El-Cuveyni Rahimehullah, “el-Ğıyasî” isimli kitabında, Müslümanları yöneten bir imamın bulunmaması halinde, Müslüman alim ve kadıların, halkın işleri hakkında hüküm vermeleri gerektiğine yönelik bazı bölümler açmıştır.

Bu, her belde halkının, aralarında şeriatın hükümlerini uygulaması için oradaki müçtehidlere başvurması suretiyle olmaktadır. Bu ise ancak o müçtehidlerin etrafında odaklanmış ve uygulama otoritesi bulunan Müslüman bir cemaatin bulunmasıyla mümkündür.

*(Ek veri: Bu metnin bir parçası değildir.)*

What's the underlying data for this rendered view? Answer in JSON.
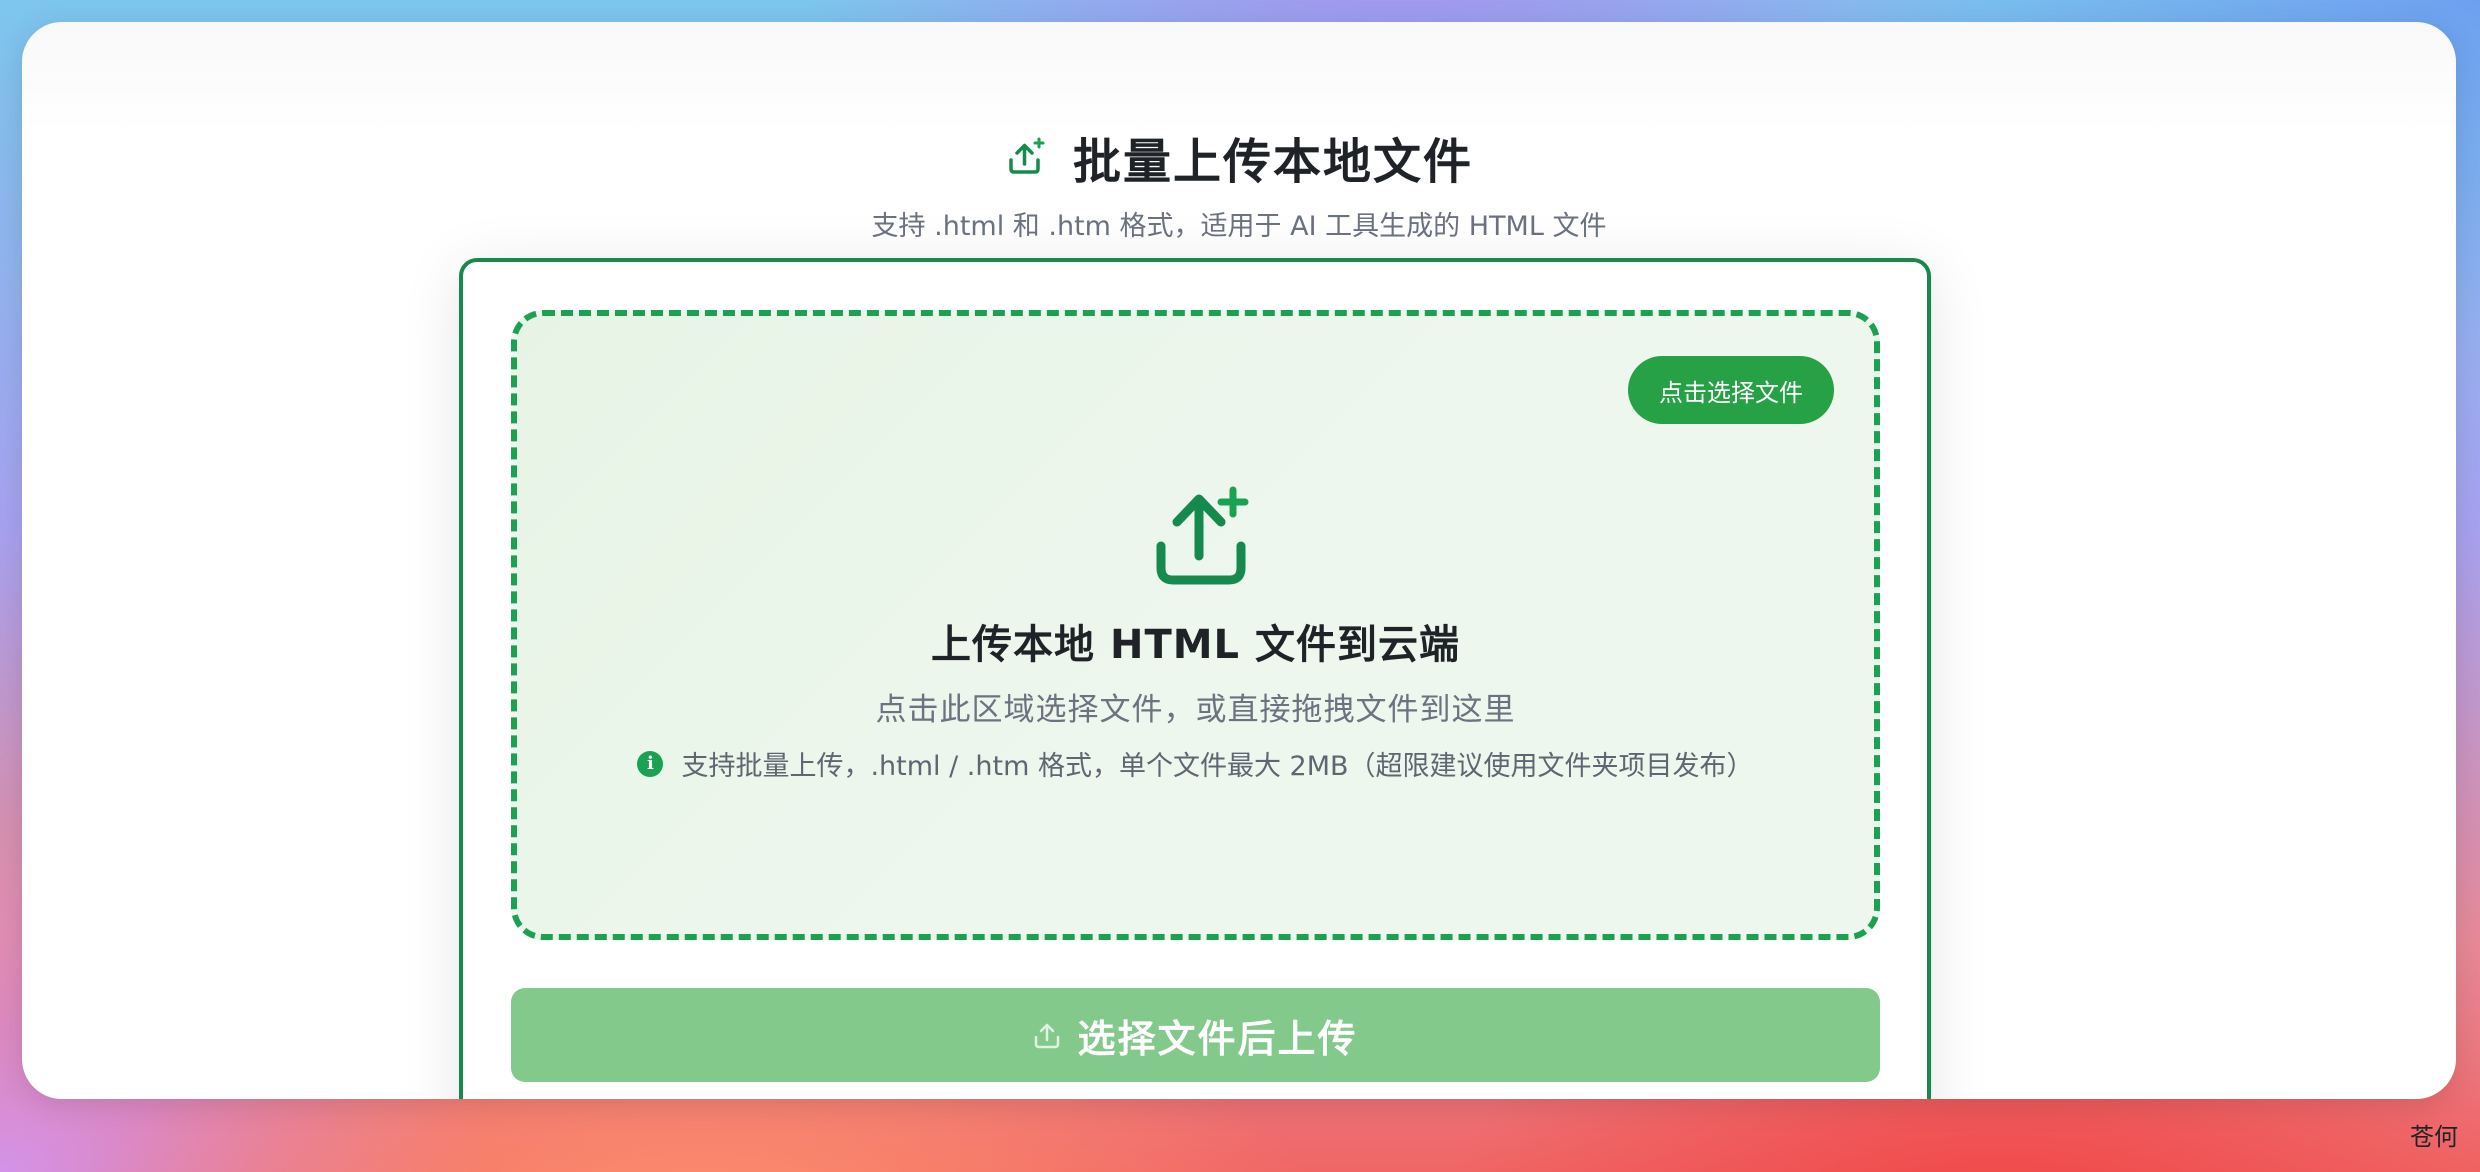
{
  "header": {
    "title": "批量上传本地文件",
    "subtitle": "支持 .html 和 .htm 格式，适用于 AI 工具生成的 HTML 文件",
    "icon": "upload-plus-icon"
  },
  "dropzone": {
    "select_button_label": "点击选择文件",
    "icon": "upload-plus-icon",
    "title": "上传本地 HTML 文件到云端",
    "hint": "点击此区域选择文件，或直接拖拽文件到这里",
    "note": "支持批量上传，.html / .htm 格式，单个文件最大 2MB（超限建议使用文件夹项目发布）",
    "note_icon": "info-icon",
    "info_glyph": "i"
  },
  "submit": {
    "label": "选择文件后上传",
    "enabled": false,
    "icon": "upload-icon"
  },
  "watermark": "苍何",
  "colors": {
    "accent": "#1aa151",
    "accent_dark": "#168a4c",
    "button": "#27a145",
    "button_disabled": "#82c98b",
    "dropzone_bg": "#eaf5e9"
  }
}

Çünkü ancak bu şekilde verilen hükümler uygulanabilir.
El-Cuveyni Rahimehullah, belli bir dönem Müslümanların imamının bulunmayabileceğini hesaba katarak bunu belirtmiştir.

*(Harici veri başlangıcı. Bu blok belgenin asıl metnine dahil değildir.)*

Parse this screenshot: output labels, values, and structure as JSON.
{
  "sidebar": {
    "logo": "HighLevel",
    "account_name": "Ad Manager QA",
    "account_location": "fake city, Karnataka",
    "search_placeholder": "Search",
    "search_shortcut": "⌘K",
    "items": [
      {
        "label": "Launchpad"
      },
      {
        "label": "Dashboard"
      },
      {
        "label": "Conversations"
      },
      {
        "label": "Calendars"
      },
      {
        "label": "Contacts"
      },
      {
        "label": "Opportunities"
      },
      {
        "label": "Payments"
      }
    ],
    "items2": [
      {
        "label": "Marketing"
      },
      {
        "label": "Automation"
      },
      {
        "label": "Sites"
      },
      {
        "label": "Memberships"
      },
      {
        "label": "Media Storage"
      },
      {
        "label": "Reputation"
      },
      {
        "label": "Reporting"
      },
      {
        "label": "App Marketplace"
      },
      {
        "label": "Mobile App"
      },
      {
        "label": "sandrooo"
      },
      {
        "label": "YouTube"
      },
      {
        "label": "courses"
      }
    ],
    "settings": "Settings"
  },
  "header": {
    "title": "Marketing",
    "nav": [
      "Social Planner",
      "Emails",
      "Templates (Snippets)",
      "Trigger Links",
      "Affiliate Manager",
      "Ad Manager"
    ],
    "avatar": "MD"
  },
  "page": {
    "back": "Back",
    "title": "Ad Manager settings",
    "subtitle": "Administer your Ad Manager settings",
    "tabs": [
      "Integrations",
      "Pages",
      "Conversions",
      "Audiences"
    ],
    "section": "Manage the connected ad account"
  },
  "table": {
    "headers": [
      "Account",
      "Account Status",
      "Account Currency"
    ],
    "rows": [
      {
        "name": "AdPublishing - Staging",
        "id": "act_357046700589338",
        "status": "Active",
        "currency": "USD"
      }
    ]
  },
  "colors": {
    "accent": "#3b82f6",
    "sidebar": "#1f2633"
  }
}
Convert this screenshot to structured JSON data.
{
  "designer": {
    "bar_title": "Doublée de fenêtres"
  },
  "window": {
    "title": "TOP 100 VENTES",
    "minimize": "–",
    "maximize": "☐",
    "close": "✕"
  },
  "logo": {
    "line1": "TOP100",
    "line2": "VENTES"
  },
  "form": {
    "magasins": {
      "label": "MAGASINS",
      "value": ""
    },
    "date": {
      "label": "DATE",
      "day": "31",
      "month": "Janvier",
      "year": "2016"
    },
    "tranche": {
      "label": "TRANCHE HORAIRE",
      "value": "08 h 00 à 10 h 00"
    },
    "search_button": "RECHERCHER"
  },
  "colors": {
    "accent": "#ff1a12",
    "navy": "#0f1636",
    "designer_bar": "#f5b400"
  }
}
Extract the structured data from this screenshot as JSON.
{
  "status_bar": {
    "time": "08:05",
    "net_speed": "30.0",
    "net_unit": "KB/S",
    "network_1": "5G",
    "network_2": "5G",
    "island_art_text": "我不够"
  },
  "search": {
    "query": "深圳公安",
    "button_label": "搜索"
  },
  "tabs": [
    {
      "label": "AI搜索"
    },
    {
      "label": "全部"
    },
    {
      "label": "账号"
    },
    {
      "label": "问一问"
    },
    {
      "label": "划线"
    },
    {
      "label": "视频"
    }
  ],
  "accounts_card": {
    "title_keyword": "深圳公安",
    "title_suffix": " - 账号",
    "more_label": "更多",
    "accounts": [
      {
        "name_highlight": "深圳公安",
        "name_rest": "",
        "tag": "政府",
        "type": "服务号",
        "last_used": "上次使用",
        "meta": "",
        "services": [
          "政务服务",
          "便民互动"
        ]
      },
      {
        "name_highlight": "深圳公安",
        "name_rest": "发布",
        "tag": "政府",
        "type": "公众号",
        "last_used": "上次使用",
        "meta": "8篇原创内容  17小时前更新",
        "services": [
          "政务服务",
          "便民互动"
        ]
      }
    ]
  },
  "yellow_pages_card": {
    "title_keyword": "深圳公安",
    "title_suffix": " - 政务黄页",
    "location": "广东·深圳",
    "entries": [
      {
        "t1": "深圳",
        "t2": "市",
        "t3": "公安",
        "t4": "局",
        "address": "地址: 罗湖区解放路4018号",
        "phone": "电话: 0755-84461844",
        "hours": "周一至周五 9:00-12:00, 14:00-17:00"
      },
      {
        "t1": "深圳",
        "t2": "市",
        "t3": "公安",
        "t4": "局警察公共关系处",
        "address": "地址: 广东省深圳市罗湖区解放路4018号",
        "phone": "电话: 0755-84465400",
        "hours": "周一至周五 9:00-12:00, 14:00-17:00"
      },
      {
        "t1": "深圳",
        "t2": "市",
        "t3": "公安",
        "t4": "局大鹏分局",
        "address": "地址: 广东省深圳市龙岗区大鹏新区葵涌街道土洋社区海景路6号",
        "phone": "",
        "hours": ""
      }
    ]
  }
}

Ancak, günümüzde olduğu gibi, Müslümanların devlet otoritelerinin olmamasına ilaveten İslam cemaatinin de bulunmamasını, ümmetin sürüler gibi dağınık olmasını, mürtedlerin onların başına musallat olmasını ve insanlara kanunlarını zorla kabul ettirmelerini, alimlerin ve hal ve akd ehlinin ortadan kalkmasıyla ilminde yok olmasını, cahil liderlerin insanların başına geçmesini, ümmetten kitlelerin müşriklere katılmasını ve çağımızda, Rasulullah’ın SallAllahu Aleyhi ve Sellem kıyametten önce ortaya çıkacağını belirttiği fitne ve musibetlerin ümmetin başına bu derece gelmesini aklına getirmemiştir.

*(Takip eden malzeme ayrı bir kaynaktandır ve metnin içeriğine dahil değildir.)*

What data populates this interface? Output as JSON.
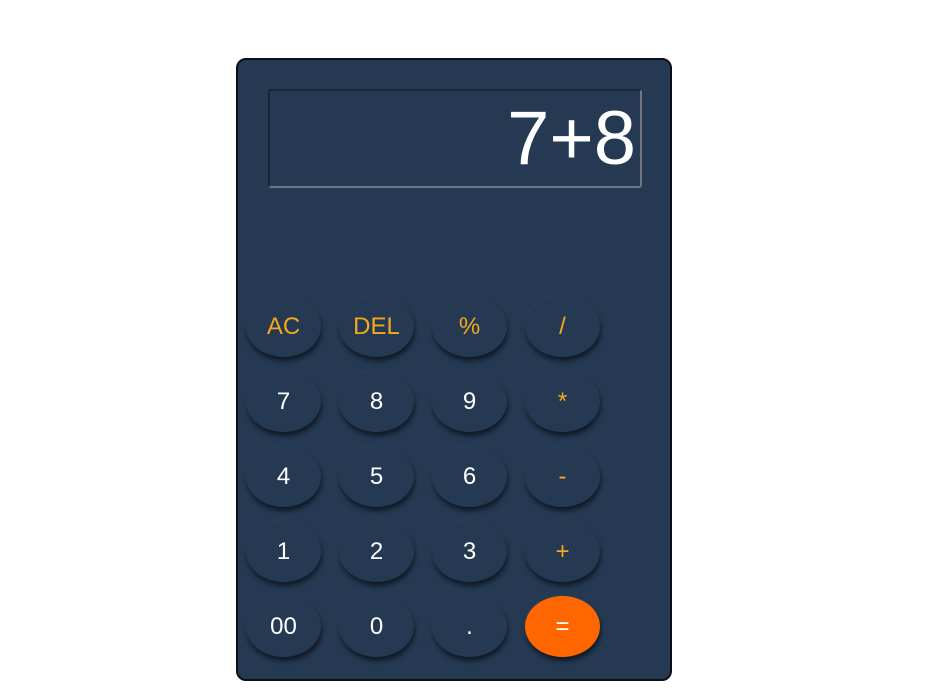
{
  "display": {
    "value": "7+8"
  },
  "colors": {
    "body": "#253953",
    "operator_text": "#f5a81b",
    "equals_bg": "#ff6600",
    "digit_text": "#ffffff"
  },
  "keys": [
    {
      "label": "AC",
      "kind": "op"
    },
    {
      "label": "DEL",
      "kind": "op"
    },
    {
      "label": "%",
      "kind": "op"
    },
    {
      "label": "/",
      "kind": "op"
    },
    {
      "label": "7",
      "kind": "digit"
    },
    {
      "label": "8",
      "kind": "digit"
    },
    {
      "label": "9",
      "kind": "digit"
    },
    {
      "label": "*",
      "kind": "op"
    },
    {
      "label": "4",
      "kind": "digit"
    },
    {
      "label": "5",
      "kind": "digit"
    },
    {
      "label": "6",
      "kind": "digit"
    },
    {
      "label": "-",
      "kind": "op"
    },
    {
      "label": "1",
      "kind": "digit"
    },
    {
      "label": "2",
      "kind": "digit"
    },
    {
      "label": "3",
      "kind": "digit"
    },
    {
      "label": "+",
      "kind": "op"
    },
    {
      "label": "00",
      "kind": "digit"
    },
    {
      "label": "0",
      "kind": "digit"
    },
    {
      "label": ".",
      "kind": "digit"
    },
    {
      "label": "=",
      "kind": "equals"
    }
  ]
}
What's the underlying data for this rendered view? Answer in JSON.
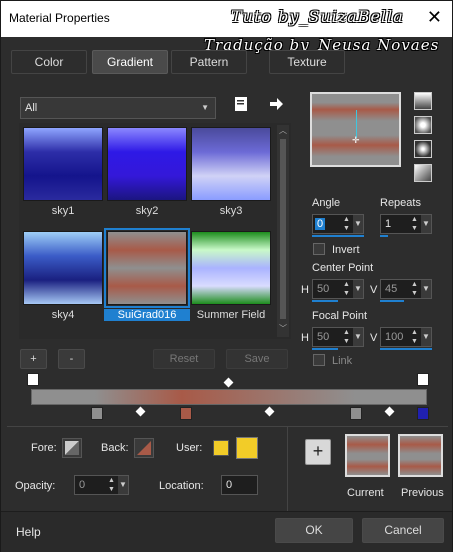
{
  "window": {
    "title": "Material Properties",
    "close_icon": "✕"
  },
  "watermark": {
    "line1": "Tuto by_SuizaBella",
    "line2": "Tradução by_Neusa Novaes"
  },
  "tabs": [
    "Color",
    "Gradient",
    "Pattern",
    "Texture"
  ],
  "active_tab": "Gradient",
  "library": {
    "filter_value": "All",
    "items": [
      {
        "name": "sky1",
        "colors": [
          "#8fa6ff",
          "#2d2ea8",
          "#14148c",
          "#2a2a9e"
        ]
      },
      {
        "name": "sky2",
        "colors": [
          "#8b88ff",
          "#2e19e6",
          "#3418d9",
          "#1b1580"
        ]
      },
      {
        "name": "sky3",
        "colors": [
          "#4a4a9c",
          "#6c6ad6",
          "#d0d2f6",
          "#8a9cff"
        ]
      },
      {
        "name": "sky4",
        "colors": [
          "#9ecff7",
          "#3b5cc7",
          "#1a2080",
          "#a6c8f4"
        ]
      },
      {
        "name": "SuiGrad016",
        "colors": [
          "#8f8f8f",
          "#a85a48",
          "#8f8f8f",
          "#a85a48",
          "#8f8f8f"
        ]
      },
      {
        "name": "Summer Field",
        "colors": [
          "#1d8d1d",
          "#c9f9c9",
          "#aab3ff",
          "#d9dcff",
          "#1d8d1d"
        ]
      }
    ]
  },
  "library_buttons": {
    "add": "+",
    "remove": "-",
    "reset": "Reset",
    "save": "Save"
  },
  "preview": {
    "angle_label": "Angle",
    "angle_value": "0",
    "repeats_label": "Repeats",
    "repeats_value": "1",
    "invert_label": "Invert",
    "center_point_label": "Center Point",
    "center_h_label": "H",
    "center_h": "50",
    "center_v_label": "V",
    "center_v": "45",
    "focal_point_label": "Focal Point",
    "focal_h_label": "H",
    "focal_h": "50",
    "focal_v_label": "V",
    "focal_v": "100",
    "link_label": "Link"
  },
  "bottom": {
    "fore_label": "Fore:",
    "back_label": "Back:",
    "user_label": "User:",
    "user_color": "#f2cc28",
    "opacity_label": "Opacity:",
    "opacity_value": "0",
    "location_label": "Location:",
    "location_value": "0",
    "current_label": "Current",
    "previous_label": "Previous",
    "add_icon": "+"
  },
  "footer": {
    "help": "Help",
    "ok": "OK",
    "cancel": "Cancel"
  },
  "colors": {
    "accent": "#1f80d0",
    "gray": "#8f8f8f",
    "rust": "#a85a48"
  }
}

Bugün, alimlerin, insanlar kendilerine anlaşmazlıklarını çözmeleri için müracaat etmeleri halinde, kararlarını uygulayacak ne bir otoriteleri ve ne de böyle bir cemaatleri kalmamıştır.
Özellikle haksızlık yapanlar, bir güce dayanarak, alimlerin otoritesini tanımayan kafir ve fasık kimseler ise, alimlerin bunlara kararlarını uygulatma imkanı hiç bulunmamaktadır. Çünkü böyle bir durumda alimlerin kararlarına ancak Allahu Teala’dan korkan kimi insanlar boyun eğer. Bu ise hasımtarafların ancak takva ve iman ehlinden olmaları halinde mümkündür.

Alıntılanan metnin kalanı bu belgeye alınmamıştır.